Developing a pipeline using phage therapy to treat rare antimicrobial resistant lung infections

Acinetobacter baumannii (A. baumannii) and Burkholderia cepacia (B. cepacia) are rarer causes of lung infection than Pseudomonas aeruginosa and Staphylococcus aureus, however both are naturally highly resistant to antibiotics. As a result, infection with these bacteria cause more severe infections which are extremely difficult to treat and are associated with poorer outcomes. 

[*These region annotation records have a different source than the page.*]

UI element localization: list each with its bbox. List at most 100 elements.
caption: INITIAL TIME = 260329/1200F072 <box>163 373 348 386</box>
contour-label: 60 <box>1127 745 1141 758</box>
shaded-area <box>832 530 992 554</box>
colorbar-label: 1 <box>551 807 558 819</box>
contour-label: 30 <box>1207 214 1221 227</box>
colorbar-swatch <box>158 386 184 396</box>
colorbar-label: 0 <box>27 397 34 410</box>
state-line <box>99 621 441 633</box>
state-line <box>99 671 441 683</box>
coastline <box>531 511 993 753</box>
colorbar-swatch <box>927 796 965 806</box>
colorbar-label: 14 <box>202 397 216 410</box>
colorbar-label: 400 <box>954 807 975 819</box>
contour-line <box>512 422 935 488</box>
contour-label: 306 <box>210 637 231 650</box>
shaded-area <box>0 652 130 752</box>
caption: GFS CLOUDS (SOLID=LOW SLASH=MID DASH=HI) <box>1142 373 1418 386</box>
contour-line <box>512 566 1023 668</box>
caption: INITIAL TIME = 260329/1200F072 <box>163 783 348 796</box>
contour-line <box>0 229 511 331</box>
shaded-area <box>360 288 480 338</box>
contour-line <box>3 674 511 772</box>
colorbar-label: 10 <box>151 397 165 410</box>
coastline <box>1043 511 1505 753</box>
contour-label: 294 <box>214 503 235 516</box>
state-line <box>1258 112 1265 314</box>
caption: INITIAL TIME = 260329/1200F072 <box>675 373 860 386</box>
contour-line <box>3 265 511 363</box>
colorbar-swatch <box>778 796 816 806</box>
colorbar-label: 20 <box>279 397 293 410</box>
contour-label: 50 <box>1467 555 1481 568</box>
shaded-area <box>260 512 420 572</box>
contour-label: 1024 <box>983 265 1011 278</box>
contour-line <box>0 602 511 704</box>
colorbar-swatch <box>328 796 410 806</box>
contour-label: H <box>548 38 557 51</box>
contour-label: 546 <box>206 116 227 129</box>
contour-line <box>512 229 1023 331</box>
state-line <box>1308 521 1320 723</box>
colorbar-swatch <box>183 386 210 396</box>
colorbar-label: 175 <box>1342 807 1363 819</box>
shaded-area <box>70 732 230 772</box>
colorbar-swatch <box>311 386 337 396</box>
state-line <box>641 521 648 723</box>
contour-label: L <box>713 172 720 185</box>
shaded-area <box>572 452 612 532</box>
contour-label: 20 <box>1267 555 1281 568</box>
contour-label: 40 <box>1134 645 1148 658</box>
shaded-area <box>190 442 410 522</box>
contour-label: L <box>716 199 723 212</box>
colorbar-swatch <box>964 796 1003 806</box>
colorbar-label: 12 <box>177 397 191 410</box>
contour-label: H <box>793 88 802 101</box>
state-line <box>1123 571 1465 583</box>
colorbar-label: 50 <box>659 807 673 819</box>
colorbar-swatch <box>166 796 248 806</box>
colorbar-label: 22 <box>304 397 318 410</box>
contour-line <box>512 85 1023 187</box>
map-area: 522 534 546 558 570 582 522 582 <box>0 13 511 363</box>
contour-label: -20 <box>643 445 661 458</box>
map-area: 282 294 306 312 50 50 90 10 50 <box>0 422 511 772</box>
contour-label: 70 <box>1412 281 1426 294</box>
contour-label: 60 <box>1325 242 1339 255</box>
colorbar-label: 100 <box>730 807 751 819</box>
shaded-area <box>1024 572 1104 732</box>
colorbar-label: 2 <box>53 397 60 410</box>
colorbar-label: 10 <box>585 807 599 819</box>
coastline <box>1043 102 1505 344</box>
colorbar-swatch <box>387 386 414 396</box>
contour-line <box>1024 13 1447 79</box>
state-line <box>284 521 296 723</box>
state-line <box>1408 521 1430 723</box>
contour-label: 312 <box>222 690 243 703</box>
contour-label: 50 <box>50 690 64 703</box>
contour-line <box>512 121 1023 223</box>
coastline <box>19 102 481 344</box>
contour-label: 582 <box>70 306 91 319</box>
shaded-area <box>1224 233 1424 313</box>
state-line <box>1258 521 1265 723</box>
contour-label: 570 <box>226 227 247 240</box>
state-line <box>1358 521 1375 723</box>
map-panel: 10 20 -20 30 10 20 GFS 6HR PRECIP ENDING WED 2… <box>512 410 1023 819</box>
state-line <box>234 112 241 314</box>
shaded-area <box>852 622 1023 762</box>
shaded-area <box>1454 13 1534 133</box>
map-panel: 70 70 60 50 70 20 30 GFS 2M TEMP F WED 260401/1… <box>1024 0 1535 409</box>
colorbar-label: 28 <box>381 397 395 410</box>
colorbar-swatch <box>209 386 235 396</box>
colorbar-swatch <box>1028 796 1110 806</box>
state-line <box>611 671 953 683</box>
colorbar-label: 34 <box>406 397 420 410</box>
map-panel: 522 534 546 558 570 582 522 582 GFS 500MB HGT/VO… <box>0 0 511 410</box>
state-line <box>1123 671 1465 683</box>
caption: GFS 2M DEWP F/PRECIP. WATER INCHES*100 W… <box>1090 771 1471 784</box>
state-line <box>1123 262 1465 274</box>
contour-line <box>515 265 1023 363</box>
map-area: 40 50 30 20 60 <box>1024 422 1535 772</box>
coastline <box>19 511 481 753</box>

To address this, we are developing a bacteriophage (phage) treatment pipeline against these two superbugs. We have begun isolating and characterising numerous phages from local environmental samples that possess the ability to target A. baumannii and B. cepacia and plan to continue adding to these libraries. We will then identify those which have the greatest bacterial killing ability and conduct the appropriate preclinical tests to show that they are safe, which will help in deciding which phages would be the most suitable for treating humans.